In a second, in Malta's search-and-rescue area, survivors said some 20 people were missing, while in the third, also in Malta's rescue area, Italian rescuers recovered a man's body, the Coast Guard said. Some 20 more boats crowded with migrants were in the sea Monday night, it said. The coast guard said air and naval assets of the Coast Guard, the Border Police, the European border protection agency Frontex as well as a humanitarian organization were involved in the assistance.
Dozens of the migrants sat Monday morning near Lampedusa's port, awaiting transfer to the island's overcrowded shelter or eventually to Sicily or the Italian mainland. Earlier Monday, a Tunisian fishing boat off Lampedusa aided a distressed migrant boat carrying 34 people and a body, and the survivors were later transferred to an Italian coast guard vessel, Italian news reports said. On Sunday, with seas calm after four days of rough conditions, a total of 640 migrants reached Lampedusa, and hundreds more on Monday.
Last week, Italian authorities used commercial ferries and military vessels to transfer migrants from Lampedusa to Sicily or the mainland -- bringing Lampedusa's migrant center below its approximately 400-person capacity. But with the slew of boats arriving from Sunday, the number of migrants there quickly swelled, and authorities were scrambling anew to make arrangement for more transfers off the island. Separately, the humanitarian group Doctors Without Borders said its rescue vessel Geo Barents came to the aid of 75 migrants -- including 40 minors -- in a wooden boat foundering in international waters off Libya on Monday.

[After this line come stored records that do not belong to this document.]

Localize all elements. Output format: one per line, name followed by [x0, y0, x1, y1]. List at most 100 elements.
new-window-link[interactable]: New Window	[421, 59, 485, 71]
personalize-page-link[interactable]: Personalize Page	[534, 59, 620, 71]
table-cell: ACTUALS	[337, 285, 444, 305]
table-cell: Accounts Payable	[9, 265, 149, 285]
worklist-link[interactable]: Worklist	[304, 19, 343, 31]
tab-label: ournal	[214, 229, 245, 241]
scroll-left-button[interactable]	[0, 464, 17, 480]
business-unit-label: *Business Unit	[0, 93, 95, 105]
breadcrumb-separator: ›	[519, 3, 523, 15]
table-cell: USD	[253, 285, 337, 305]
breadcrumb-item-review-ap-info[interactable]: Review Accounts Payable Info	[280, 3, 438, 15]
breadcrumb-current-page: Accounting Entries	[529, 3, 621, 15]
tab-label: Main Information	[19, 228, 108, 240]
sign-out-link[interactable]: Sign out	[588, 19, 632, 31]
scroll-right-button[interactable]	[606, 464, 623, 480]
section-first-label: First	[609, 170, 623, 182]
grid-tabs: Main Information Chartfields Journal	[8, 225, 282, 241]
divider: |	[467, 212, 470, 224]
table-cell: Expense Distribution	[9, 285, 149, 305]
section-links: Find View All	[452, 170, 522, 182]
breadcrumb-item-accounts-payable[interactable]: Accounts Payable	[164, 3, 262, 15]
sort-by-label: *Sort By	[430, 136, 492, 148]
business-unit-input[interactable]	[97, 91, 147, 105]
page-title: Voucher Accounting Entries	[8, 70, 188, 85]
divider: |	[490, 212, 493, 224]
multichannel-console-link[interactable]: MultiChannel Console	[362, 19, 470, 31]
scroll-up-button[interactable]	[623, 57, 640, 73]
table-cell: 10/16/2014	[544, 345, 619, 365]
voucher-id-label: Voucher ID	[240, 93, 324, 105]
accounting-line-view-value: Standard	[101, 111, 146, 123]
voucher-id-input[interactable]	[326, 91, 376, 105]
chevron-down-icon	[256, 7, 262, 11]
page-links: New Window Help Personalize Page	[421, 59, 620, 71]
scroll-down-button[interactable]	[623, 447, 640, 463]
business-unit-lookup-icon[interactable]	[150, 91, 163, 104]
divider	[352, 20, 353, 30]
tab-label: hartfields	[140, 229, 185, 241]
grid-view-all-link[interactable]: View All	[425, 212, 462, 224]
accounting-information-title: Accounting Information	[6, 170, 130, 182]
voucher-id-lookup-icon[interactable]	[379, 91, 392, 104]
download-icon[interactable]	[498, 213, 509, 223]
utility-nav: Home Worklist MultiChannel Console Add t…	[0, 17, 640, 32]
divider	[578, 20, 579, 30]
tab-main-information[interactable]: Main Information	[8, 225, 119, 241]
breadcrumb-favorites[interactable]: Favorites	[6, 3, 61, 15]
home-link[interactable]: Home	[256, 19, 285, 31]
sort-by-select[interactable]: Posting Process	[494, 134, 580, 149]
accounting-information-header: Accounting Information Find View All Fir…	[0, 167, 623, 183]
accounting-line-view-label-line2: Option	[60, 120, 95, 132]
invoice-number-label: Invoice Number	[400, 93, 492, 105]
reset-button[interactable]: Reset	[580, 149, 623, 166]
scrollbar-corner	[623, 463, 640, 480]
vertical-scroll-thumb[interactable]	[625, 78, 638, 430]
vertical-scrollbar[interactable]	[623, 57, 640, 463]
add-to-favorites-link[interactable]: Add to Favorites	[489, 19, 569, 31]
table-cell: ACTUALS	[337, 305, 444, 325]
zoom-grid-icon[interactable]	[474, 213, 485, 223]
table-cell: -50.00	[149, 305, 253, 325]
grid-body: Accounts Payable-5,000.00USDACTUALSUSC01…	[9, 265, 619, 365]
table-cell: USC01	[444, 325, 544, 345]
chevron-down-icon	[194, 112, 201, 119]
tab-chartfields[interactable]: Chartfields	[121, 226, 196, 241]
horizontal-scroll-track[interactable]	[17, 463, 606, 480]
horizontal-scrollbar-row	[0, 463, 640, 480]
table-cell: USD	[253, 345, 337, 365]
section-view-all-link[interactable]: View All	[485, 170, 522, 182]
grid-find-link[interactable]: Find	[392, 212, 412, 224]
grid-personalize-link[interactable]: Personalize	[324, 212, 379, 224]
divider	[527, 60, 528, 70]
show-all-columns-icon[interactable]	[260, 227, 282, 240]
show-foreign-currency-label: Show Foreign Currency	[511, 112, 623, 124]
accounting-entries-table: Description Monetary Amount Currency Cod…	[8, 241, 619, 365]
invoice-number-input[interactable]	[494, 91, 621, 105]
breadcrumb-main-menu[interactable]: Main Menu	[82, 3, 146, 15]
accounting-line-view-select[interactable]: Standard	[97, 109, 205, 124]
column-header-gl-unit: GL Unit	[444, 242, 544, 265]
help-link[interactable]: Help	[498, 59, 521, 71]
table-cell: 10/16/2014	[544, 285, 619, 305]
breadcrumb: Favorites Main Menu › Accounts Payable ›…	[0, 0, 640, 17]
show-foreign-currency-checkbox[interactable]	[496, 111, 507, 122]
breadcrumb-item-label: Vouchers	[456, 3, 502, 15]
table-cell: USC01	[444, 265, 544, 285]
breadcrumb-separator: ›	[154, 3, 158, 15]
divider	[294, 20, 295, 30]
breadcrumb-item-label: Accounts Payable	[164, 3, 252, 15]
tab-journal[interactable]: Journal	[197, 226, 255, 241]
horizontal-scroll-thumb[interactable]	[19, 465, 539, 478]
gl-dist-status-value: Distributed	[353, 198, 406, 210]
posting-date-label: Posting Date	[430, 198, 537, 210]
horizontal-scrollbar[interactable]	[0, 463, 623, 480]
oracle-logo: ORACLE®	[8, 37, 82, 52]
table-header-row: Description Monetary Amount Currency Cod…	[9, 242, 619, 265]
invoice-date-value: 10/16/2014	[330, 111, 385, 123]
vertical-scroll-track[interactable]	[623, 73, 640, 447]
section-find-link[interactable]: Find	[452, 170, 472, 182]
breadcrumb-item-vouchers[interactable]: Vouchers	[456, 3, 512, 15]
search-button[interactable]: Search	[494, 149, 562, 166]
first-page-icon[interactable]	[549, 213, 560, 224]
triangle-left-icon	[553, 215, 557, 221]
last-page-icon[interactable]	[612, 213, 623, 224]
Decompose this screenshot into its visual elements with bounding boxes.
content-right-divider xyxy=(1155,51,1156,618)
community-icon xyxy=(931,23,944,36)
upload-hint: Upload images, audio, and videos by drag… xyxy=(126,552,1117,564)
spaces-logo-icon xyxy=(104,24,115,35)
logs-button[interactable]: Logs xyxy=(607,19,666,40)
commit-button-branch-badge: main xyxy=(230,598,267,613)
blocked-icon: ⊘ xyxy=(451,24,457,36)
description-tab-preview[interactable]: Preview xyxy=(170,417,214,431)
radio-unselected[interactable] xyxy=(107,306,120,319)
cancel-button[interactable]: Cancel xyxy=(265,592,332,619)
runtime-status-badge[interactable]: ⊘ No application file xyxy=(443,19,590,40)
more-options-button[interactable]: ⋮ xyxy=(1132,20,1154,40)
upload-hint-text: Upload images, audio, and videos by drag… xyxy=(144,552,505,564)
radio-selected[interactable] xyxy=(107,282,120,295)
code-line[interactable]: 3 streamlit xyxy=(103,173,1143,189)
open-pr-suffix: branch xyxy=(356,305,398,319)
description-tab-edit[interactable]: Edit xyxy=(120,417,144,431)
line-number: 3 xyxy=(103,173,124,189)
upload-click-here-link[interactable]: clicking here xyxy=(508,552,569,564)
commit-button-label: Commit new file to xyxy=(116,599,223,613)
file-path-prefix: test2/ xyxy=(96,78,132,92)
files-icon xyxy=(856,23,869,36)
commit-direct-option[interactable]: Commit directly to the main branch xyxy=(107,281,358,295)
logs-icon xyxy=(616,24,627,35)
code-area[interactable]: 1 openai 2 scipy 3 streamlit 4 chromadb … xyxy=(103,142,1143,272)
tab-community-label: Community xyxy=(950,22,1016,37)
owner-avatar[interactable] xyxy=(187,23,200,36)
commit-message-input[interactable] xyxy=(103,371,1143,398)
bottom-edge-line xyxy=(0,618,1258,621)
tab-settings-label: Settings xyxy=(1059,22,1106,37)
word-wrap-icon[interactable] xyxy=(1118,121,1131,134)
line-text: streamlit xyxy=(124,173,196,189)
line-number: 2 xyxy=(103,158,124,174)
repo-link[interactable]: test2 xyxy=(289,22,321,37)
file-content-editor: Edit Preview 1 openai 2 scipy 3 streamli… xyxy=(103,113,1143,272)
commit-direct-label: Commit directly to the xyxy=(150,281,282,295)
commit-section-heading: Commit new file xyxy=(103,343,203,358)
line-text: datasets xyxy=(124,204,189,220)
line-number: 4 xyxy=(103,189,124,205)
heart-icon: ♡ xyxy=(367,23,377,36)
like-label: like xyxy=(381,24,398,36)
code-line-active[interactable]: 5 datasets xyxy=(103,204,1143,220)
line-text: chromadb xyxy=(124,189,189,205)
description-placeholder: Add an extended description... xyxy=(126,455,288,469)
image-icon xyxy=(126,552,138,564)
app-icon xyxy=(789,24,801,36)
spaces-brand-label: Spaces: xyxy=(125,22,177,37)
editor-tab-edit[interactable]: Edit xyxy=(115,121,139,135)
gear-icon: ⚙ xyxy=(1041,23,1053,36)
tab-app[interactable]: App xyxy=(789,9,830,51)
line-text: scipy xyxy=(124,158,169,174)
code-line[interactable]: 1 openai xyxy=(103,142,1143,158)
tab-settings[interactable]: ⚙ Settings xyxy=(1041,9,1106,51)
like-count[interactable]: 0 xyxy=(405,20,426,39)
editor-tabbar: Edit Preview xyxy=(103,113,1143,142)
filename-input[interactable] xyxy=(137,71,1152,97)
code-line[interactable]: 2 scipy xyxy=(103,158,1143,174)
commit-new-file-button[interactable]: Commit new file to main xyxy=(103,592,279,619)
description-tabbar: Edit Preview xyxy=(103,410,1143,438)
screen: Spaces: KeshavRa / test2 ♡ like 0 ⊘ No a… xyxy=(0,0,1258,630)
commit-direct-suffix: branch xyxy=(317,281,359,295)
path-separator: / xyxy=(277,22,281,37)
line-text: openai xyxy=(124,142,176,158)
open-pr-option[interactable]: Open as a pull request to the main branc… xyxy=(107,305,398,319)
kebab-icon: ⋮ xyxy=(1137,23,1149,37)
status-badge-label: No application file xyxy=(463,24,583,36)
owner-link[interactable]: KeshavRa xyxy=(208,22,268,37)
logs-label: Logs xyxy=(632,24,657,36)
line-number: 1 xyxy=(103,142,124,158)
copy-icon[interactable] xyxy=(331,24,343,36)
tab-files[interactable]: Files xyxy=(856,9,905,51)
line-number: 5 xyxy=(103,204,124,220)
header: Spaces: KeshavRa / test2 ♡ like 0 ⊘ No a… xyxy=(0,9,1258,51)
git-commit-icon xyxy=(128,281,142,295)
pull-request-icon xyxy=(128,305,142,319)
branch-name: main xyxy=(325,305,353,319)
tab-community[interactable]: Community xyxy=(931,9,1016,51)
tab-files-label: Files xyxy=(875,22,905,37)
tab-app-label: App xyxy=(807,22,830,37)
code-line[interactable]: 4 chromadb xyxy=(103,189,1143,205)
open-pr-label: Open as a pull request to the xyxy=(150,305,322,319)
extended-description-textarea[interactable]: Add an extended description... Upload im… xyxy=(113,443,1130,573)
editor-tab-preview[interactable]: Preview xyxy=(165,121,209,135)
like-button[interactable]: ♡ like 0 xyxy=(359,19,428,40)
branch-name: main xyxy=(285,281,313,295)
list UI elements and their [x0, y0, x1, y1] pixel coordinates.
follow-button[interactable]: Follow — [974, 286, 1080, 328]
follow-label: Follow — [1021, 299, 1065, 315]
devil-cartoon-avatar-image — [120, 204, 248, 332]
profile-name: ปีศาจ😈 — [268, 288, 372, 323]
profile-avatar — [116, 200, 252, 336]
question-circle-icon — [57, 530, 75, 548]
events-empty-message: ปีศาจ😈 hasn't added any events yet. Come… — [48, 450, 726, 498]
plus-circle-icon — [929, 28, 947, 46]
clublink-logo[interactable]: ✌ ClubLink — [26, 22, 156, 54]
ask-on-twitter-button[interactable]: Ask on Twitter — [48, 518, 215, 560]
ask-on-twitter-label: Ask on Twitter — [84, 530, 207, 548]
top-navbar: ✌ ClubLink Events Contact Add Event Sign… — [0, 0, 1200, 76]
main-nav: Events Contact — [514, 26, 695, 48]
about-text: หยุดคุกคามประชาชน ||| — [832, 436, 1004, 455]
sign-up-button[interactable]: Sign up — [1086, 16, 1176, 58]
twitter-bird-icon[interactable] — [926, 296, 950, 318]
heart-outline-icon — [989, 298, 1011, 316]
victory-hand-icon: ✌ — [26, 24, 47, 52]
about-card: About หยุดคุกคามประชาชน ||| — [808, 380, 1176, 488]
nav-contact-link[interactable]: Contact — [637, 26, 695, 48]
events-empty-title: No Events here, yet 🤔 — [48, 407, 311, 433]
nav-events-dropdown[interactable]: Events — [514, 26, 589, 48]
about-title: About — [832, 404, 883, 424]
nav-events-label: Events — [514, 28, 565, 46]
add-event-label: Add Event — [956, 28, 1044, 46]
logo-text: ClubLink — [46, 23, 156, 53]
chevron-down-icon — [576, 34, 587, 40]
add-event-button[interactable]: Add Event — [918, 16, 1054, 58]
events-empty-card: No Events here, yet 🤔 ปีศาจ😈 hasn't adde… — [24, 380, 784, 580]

The rescue vessel must now wait for Italian authorities to assign it a port to disembark the migrants. The right-wing government has been sending charity vessels to ports in northern Italy, far from the rescue area, to try to limit their time at sea. Government officials contend that the vessels encourage illegal migration by providing safety to the smugglers' passengers.
Although far-right Premier Giorgia Meloni has led a crackdown both on smugglers and on the charity vessels, migrants keep risking dangerous voyages in the Central Mediterranean -- departing from Tunisia, Libya and Turkey -- in hopes of finding work or relatives in Europe. According to Italian Interior Ministry figures, by Monday morning more than 36,600 migrants had arrived in Italy since the start of the year. That's more than four times the number for the same period in each of the two previous years.
Italy rejects most of their asylum bids because they are fleeing poverty, not war or persecution.
But, since barely a handful of countries have repatriation accords with Italy, the migrants who lose asylum bids often stay on for years in a legal limbo, or try to make their way to northern European countries.
Italy's pleas to fellow European Union nations to take on some of the migrants have largely gone unheeded for years now.